Good day, dear reader. Today in badass literary history, in 1816, to be exact, Lord Byron signed a deed of separation from his wife, Lady Annabella Milbanke. I can tell by the nonplussed expressions on your jaded faces that you lack historical perspective and/or proper appreciation for this event, so let me help you out. Your first issue is you don’t know how badass Byron was. Byron was the rockstar poet of the Romantic era…all fiery passion and scandal. Maybe the most efficient explanation of Byron’s badassedness comes courtesy of Lady Caroline Lamb, a British aristocrat and novelist, who described Byron as “mad, bad, and dangerous to know.” She wrote this in her diary in 1812 after meeting him at a ball, following the publication of Childe Harold’s Pilgrimage, which made Byron a literary sensation. Lamb, who later had a tumultuous affair with him, captured his notorious reputation as a charismatic yet scandalous figure – prone to reckless behavior, defiance of social norms, and a string of controversial relationships. His split from Lady Milbanke would have made your great-grandmama’s corset pop. It wasn’t some limp divorce of tea and crumpets…’twas a full-throated, middle-finger war cry against the suffocating chains of societal decorum and bourgeois bullshit.

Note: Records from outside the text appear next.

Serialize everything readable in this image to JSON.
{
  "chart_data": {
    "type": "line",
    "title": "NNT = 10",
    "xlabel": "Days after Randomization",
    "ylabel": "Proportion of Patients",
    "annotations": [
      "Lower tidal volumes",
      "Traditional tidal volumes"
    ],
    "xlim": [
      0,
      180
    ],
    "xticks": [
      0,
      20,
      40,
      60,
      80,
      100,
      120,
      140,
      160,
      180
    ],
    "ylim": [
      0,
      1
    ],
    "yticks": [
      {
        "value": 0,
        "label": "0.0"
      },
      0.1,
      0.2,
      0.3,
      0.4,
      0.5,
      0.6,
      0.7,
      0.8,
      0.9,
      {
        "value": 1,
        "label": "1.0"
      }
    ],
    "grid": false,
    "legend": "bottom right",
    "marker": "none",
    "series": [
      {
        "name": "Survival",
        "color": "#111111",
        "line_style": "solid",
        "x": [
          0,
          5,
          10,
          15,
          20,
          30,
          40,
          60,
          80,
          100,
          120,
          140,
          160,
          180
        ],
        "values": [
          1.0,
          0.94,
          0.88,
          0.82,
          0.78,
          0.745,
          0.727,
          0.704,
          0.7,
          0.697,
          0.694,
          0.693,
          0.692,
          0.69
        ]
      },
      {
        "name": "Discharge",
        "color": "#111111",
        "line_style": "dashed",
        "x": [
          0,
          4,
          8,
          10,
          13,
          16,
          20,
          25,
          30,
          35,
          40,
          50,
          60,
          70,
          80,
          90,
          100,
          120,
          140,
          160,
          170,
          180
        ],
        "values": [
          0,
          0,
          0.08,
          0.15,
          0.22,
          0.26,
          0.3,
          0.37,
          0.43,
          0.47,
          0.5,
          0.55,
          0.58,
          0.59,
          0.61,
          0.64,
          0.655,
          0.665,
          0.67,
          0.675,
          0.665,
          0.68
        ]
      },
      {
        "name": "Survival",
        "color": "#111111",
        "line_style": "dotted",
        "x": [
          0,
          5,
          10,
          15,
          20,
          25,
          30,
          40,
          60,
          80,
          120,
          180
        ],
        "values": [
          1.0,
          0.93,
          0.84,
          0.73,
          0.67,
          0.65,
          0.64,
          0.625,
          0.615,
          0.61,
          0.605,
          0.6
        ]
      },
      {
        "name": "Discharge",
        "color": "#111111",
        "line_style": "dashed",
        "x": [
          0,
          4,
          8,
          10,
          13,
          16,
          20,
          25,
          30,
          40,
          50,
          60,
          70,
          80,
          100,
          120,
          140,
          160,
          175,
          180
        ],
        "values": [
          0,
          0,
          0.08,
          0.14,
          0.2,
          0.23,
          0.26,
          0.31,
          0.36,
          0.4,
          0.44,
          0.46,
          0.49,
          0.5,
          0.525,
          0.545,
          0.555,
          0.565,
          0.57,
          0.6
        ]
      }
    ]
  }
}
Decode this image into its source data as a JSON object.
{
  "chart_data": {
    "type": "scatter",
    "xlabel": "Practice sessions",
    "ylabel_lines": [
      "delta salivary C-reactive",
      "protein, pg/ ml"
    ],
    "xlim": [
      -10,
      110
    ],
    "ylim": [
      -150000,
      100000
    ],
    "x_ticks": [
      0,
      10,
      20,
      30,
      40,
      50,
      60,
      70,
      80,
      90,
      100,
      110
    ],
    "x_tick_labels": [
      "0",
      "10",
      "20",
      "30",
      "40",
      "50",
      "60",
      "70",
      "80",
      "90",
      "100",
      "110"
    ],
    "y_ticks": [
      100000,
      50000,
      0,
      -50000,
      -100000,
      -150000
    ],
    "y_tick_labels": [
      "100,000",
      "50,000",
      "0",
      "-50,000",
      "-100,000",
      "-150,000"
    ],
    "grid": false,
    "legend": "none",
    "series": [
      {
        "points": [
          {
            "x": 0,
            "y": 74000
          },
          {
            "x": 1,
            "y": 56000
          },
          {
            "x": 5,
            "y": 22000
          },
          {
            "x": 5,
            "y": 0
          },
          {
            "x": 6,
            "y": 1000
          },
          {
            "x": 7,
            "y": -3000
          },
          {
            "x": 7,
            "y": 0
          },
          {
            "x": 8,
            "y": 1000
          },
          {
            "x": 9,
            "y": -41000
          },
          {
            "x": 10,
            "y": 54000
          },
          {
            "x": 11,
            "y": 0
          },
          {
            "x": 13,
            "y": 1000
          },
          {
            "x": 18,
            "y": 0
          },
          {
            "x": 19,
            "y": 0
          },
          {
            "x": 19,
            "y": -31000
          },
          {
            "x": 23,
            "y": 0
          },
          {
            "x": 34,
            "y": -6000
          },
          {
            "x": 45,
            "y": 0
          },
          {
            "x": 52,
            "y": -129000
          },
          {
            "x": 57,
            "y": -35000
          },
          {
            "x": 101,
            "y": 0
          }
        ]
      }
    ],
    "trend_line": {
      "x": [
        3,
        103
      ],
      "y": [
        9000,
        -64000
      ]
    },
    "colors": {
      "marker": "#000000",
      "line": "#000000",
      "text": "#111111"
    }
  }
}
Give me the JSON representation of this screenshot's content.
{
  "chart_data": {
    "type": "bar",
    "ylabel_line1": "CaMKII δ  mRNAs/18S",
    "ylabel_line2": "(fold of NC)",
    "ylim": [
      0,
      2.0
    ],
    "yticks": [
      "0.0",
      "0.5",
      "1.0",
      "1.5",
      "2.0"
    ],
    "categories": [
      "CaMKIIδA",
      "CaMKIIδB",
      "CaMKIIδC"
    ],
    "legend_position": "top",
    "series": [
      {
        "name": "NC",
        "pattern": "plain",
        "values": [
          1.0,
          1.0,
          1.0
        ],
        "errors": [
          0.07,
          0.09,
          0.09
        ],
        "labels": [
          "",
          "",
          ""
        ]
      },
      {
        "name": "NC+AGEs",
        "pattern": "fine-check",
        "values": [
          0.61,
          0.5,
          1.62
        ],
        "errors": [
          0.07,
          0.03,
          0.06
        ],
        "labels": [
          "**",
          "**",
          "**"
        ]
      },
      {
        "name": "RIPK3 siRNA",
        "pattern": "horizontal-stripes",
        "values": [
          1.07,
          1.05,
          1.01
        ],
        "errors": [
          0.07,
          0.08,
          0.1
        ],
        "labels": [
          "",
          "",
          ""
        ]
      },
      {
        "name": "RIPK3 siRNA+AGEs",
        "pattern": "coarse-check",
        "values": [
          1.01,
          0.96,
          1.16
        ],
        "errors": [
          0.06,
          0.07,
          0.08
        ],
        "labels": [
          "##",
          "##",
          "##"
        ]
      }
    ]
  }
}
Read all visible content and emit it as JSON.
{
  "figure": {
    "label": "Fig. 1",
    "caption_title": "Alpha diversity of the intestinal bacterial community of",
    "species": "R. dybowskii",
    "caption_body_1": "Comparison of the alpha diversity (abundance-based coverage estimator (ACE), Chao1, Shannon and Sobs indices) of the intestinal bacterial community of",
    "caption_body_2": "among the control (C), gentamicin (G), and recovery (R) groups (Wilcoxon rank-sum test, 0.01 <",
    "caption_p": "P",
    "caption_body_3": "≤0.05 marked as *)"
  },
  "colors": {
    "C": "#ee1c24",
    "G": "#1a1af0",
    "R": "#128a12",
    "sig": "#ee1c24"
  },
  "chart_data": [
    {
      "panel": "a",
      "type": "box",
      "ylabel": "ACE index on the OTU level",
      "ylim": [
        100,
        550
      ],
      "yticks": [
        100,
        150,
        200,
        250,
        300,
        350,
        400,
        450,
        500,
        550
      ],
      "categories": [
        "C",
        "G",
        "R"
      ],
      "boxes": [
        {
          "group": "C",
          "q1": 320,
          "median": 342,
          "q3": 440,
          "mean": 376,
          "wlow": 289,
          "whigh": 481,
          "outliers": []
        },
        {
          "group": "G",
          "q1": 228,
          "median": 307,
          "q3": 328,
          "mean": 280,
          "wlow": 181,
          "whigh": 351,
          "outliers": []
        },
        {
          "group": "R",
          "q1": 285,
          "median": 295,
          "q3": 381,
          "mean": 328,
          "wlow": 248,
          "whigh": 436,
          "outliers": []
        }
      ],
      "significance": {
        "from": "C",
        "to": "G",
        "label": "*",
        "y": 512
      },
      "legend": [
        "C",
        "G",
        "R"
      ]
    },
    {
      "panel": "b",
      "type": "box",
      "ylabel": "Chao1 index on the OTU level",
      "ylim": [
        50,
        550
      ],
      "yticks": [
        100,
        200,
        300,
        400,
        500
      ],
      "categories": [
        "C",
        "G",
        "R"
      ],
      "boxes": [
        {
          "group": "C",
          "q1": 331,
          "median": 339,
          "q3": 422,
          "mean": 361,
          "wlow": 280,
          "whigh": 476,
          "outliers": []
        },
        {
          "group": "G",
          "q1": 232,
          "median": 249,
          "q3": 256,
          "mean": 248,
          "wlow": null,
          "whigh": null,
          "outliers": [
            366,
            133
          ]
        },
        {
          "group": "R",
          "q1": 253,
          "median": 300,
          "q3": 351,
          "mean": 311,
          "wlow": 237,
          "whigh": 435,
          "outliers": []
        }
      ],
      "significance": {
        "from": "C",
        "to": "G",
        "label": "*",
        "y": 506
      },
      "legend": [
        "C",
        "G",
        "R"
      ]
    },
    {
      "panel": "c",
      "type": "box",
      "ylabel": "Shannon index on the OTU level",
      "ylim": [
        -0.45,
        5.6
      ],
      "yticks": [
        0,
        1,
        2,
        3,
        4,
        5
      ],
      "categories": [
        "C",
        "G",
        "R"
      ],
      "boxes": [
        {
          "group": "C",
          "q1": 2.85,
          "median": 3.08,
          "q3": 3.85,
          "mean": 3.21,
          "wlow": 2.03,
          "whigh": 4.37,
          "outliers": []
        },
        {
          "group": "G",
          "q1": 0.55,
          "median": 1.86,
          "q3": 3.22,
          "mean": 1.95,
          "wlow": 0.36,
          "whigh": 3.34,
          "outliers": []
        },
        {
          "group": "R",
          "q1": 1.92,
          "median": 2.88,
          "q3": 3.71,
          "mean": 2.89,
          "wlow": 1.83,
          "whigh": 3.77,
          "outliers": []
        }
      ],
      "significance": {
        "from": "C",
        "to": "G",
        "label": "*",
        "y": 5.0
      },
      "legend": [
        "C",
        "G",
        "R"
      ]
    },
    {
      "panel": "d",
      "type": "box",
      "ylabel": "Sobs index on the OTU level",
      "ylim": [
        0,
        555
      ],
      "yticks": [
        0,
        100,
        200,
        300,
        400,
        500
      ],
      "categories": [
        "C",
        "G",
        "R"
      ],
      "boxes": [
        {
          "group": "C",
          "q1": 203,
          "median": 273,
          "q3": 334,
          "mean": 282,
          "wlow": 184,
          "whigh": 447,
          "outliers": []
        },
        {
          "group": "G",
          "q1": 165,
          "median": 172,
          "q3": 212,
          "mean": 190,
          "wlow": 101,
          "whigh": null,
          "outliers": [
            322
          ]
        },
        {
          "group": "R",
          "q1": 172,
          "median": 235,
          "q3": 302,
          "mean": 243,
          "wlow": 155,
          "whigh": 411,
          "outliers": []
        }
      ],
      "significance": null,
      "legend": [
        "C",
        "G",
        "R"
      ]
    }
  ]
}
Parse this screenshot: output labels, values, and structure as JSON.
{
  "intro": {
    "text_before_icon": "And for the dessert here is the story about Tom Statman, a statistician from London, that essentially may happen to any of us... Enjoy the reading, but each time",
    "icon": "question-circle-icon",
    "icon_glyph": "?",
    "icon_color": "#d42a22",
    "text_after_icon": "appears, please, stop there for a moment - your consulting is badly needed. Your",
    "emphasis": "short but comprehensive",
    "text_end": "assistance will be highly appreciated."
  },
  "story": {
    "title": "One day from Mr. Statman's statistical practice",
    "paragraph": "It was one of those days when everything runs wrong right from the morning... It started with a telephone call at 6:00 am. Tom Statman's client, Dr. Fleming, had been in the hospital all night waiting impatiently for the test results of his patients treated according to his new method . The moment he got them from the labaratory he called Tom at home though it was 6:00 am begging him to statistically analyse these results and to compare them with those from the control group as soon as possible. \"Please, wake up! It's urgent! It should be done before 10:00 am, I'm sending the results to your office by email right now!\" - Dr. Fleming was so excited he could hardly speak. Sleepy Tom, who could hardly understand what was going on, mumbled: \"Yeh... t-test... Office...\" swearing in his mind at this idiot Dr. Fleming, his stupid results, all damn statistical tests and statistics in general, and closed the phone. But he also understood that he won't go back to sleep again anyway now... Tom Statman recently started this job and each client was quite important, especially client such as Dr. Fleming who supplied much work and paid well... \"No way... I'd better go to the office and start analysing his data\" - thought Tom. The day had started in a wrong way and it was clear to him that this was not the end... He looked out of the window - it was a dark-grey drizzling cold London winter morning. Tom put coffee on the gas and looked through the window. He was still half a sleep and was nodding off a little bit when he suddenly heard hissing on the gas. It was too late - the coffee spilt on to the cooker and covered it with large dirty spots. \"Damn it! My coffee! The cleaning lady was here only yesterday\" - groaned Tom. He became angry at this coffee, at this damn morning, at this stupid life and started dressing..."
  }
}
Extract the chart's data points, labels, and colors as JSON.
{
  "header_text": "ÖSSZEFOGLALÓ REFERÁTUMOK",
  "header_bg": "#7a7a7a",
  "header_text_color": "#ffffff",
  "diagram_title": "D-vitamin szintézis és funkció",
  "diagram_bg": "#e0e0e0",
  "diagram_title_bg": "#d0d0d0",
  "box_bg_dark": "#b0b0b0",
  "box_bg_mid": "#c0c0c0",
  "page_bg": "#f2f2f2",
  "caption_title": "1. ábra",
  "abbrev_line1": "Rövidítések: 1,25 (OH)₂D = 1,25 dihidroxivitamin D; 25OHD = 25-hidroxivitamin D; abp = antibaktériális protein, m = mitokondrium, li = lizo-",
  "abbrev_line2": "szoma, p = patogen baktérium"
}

Picture it, man: 1816, a year absolutely drowning in gloom, Europe’s skies choked with Tambora’s ash, crops rotting, famine creeping, the whole deal. Without warning, into this mess storms George Gordon Byron, a swaggering badass who’d rather fistfight a hurricane than kiss the ring of convention, signing off on year-long marriage to math-nerd Christian Lady Annabella Milbanke. Byron was all fire – his latest publication had hearts thumping. Annabella was a prim little saint who thought she could tame his wild soul. Their clash was a trainwreck – her rules versus his chaos – ending with her hurling accusations: infidelity, incest with his half-sister Augusta, even sodomy – charges extreme enough to get him hanged.
Did Byron grovel? Hell no! He bolted to Switzerland, hit the Alps with Shelly and Mary, and partied like a rockstar, birthing Frankenstein in a stormy, booze-soaked summer. The balls!
While Annabella clutched her Bible, Byron turned exile into a roaring middle finger to the prigs, penning verses that still echo. So cheers to Lord Byron.
In local news, the schedule is more demanding than ever, and I’m struggling to meet these fairly ridiculous deadlines. Fortunately Mgmt did give me a couple of “buffer days” on some of the more demanding aspects of the current book. I will definitely be using those days. I’ve been frustrated, because I’ve been getting words on the page, but there hasn’t been “magic.” But that’s starting to change…glimmers of the magic have been appearing more frequently. I shall keep at it.